The height of a regular quadrangular pyramid is 4 cm and its apothem forms with a height of 45

The height of a regular quadrangular pyramid is 4 cm and its apothem forms with a height of 45 find the area of the base of the pyramid and the side surface of the pyramid.

Since the angle between height and apothem is 45, the HOY triangle is rectangular and isosceles, PO = HO = 4 cm.Then PH ^ 2 = 2 * HO ^ 2 = 2 * 16 = 32. PH = 4 * √2 cm.

At the base of the pyramid is the square ABCD, then AO = CO = BO = DO, since the diagonals of the square are divided in half at point O. AH = BH, since PH is the median of the APB triangle, then OH is the middle line of the ABC triangle, then AB = BC = 2 * OH = 2 * 4 = 8 cm.

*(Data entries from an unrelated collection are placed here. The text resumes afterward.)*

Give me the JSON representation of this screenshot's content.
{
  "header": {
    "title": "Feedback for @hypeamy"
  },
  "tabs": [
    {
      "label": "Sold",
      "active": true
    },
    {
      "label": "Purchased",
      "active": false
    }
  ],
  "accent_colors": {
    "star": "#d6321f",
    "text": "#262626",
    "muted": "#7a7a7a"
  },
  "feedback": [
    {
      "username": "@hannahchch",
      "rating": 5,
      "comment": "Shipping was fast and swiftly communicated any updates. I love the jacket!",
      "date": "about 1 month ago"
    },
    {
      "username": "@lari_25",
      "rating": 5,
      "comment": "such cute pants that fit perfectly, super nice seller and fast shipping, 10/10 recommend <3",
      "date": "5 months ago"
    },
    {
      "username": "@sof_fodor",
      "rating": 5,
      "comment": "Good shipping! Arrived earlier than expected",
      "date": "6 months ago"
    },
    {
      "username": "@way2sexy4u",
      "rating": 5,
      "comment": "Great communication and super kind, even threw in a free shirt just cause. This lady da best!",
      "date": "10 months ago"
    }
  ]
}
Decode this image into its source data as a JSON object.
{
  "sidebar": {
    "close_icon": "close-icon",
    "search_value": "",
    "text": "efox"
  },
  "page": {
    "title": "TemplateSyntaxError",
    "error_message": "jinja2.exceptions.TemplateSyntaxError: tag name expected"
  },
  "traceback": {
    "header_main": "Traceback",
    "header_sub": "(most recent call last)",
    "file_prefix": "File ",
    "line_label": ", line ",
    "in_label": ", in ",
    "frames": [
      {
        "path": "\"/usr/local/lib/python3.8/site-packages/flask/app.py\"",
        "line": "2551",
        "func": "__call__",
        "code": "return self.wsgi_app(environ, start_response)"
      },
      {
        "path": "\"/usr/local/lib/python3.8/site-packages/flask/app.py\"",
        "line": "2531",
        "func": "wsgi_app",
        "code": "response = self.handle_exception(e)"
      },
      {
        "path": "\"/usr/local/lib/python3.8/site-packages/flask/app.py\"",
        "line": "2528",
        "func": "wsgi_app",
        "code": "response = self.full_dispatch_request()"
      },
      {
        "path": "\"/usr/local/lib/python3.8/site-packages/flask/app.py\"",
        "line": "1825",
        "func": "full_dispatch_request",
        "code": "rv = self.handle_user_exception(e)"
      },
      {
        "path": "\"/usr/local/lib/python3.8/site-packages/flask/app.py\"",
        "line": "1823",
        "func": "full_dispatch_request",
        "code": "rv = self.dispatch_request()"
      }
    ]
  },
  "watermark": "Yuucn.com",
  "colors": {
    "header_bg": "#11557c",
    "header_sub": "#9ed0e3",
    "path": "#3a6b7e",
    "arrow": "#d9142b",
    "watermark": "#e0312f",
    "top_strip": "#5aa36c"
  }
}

Determine the area of ​​the base. Savsd = AB ^ 2 = 8 ^ 2 = 64 cm2.

Determine the area of ​​the triangle PAB.

Sarv = AB * РН / 2 = 8 * 4 * √2 / 2 = 16 * √2 cm2.

Side = Sarv * 4 = 4 * 16 * √2 = 64 * √2 cm2.

Answer: The base area is 64 cm2, the lateral surface area is 64 * √2 cm2.